Warriors unhinged & abandoned.

A harrowing and ultimately infuriating story about soldiers from a 500-soldier infantry battalion nicknamed the "Lethal Warriors" who've fought in the deadliest places in Iraq and returned to the U.S. deeply, and dangerously, scarred:
After coming home from Iraq, 21-year-old medic Bruce Bastien was driving with his Army buddy Louis Bressler, 24, when they spotted a woman walking to work on a Colorado Springs street.

Bressler swerved and hit the woman with the car, according to police, then Bastien jumped out and stabbed her over and over.

It was October 2007. A fellow soldier, Kenneth Eastridge, 24, watched it all from the passenger seat.

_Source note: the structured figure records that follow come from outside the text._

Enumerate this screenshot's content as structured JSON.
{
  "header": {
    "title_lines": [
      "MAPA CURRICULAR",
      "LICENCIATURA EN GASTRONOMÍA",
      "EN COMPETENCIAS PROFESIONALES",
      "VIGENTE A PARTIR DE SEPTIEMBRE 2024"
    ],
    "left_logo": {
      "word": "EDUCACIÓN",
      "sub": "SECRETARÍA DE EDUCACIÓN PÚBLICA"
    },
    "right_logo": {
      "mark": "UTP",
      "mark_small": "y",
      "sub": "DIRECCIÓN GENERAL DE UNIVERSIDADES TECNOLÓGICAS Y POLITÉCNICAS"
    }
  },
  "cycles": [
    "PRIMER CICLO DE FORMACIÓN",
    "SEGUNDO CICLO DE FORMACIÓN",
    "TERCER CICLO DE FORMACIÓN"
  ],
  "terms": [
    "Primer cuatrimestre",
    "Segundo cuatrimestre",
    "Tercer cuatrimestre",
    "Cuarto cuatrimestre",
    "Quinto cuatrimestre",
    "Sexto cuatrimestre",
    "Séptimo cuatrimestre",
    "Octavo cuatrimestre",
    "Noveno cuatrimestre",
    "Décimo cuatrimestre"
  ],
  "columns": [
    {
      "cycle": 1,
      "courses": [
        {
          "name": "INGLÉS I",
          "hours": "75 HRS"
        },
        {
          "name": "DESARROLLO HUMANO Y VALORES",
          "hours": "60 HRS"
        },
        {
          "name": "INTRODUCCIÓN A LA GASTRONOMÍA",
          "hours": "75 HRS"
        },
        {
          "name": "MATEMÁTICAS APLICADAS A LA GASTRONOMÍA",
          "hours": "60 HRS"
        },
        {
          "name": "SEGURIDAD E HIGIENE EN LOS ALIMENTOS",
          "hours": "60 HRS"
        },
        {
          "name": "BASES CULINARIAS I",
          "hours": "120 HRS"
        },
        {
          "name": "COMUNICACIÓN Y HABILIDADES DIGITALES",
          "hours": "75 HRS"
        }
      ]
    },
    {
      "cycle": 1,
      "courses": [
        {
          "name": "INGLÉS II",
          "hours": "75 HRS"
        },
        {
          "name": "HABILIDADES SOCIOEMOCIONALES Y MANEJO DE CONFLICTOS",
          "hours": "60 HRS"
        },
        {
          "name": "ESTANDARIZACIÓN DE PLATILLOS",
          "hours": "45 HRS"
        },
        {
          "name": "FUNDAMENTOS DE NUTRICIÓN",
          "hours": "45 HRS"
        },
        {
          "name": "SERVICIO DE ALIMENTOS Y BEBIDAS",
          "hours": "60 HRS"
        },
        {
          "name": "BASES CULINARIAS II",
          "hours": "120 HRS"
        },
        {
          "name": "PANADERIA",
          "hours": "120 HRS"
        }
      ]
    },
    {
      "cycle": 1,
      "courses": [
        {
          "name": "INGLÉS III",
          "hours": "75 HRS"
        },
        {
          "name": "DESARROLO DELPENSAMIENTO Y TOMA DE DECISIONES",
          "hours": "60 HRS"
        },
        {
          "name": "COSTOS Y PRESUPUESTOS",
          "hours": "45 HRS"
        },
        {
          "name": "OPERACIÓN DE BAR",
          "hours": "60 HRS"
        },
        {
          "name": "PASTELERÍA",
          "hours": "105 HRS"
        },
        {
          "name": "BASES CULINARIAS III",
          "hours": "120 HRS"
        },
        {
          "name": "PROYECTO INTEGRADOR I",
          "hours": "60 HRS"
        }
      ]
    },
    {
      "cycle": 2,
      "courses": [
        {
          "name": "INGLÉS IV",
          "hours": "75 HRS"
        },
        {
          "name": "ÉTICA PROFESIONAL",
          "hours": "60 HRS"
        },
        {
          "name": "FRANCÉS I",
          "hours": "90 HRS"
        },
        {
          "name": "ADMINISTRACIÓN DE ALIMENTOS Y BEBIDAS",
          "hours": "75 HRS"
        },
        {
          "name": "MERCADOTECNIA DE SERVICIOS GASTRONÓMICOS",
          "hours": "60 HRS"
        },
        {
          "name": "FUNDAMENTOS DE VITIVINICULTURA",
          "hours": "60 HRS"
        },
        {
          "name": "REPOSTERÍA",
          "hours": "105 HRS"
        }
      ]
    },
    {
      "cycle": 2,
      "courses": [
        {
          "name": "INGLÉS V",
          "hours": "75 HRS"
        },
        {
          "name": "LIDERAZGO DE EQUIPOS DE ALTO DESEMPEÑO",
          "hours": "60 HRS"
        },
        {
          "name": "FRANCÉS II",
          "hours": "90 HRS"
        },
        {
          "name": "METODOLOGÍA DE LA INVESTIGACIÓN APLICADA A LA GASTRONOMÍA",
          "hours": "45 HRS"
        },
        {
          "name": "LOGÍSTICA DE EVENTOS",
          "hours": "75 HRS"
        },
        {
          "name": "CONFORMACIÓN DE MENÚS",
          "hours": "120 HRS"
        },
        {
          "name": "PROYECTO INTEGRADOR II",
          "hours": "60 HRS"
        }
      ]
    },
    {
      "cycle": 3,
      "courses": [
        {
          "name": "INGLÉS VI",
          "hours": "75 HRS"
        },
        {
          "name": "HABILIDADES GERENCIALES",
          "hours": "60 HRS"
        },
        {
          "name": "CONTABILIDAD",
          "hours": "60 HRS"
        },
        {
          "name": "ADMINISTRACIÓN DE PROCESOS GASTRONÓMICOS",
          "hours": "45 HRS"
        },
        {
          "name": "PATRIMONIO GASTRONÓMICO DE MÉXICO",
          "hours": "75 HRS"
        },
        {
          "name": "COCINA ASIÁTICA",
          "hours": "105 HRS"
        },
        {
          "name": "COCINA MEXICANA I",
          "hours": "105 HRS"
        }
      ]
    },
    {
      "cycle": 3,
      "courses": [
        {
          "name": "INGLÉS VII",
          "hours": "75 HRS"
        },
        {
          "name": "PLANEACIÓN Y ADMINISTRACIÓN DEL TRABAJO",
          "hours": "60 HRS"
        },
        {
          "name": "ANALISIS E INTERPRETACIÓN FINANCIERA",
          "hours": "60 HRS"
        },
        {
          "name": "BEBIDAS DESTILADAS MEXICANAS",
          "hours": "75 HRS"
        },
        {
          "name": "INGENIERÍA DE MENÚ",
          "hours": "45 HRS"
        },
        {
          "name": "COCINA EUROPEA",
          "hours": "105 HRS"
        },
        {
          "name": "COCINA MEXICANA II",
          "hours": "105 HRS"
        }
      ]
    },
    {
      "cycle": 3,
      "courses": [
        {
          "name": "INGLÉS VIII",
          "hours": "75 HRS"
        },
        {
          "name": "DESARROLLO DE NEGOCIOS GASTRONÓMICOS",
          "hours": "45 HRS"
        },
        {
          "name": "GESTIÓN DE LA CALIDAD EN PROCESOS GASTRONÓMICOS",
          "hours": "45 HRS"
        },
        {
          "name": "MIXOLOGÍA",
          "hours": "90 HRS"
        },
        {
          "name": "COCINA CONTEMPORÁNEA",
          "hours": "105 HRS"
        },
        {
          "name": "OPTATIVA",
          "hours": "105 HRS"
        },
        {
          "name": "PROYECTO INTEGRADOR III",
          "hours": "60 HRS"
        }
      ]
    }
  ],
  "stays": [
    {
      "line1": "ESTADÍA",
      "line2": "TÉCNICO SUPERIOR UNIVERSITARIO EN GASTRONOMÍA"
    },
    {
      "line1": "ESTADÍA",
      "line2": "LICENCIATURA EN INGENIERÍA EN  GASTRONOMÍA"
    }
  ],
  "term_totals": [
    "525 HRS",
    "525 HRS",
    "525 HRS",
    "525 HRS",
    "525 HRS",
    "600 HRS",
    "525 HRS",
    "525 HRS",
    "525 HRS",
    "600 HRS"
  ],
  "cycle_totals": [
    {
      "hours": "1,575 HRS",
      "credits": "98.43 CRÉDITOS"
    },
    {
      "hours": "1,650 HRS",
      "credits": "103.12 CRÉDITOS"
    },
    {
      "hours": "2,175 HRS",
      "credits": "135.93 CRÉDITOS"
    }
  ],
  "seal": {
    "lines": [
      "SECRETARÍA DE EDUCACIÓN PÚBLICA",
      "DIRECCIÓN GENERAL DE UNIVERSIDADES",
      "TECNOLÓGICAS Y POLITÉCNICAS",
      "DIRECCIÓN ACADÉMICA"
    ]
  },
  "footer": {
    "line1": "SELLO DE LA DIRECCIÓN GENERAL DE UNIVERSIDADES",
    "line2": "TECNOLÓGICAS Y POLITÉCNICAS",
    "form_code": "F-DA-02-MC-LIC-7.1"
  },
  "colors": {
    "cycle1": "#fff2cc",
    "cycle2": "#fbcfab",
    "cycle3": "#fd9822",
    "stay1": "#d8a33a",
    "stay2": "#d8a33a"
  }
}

At that moment, he said, it was clear that however messed up some of the soldiers in the unit had been after their first Iraq deployment, it was about to get much worse.

"I have no problem with killing," said Eastridge, a two-tour infantryman with almost 80 confirmed kills. "But I won’t just murder someone for no reason. He had gone crazy."
How long before the Hannity/Limbaugh/Beck/Coulter nut-job brigade targets the author of this series of articles as 'un-American' or 'unpatriotic' instead of focusing their ire on a system that creates killers and then dumps them back into society. Nightmares? Anxiety? Murderous rage? Suicidal desires? Don't ask. Don't tell. Blame the messenger.

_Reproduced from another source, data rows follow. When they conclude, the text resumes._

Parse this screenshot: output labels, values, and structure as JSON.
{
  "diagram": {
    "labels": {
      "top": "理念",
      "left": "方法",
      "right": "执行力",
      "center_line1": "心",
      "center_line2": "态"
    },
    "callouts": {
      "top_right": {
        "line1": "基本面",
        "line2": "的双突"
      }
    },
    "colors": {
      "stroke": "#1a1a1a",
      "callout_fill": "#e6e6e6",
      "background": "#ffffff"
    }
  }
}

Too many men & women we hail as heroes are abandoned to conquer their demons alone once they've left the battlefield. Consider this sickening military mindset, when the mother of a returned soldier warned his sergeant that her son was 'poised to kill':
"It was a dangerous combination. I told them he was a walking time bomb," said his mother, Teresa Hernandez.

His sergeant told her there was nothing he could do. Then, she said, he started taunting her son, saying things like, "Your mommy called. She says you are going crazy."
Bullet in the chest results in emergency medical care followed by rehab. Mental illness results in taunts and insults and tragedy:
Eight months later, the time bomb exploded when her son used a stun gun to repeatedly shock a small-time drug dealer in Widefield over an ounce of marijuana, then shot him through the heart.

1 comment:

Anonymous said...

The Army will never take responsibility. The risk does not outweigh the gain. This puts all civilians at risk.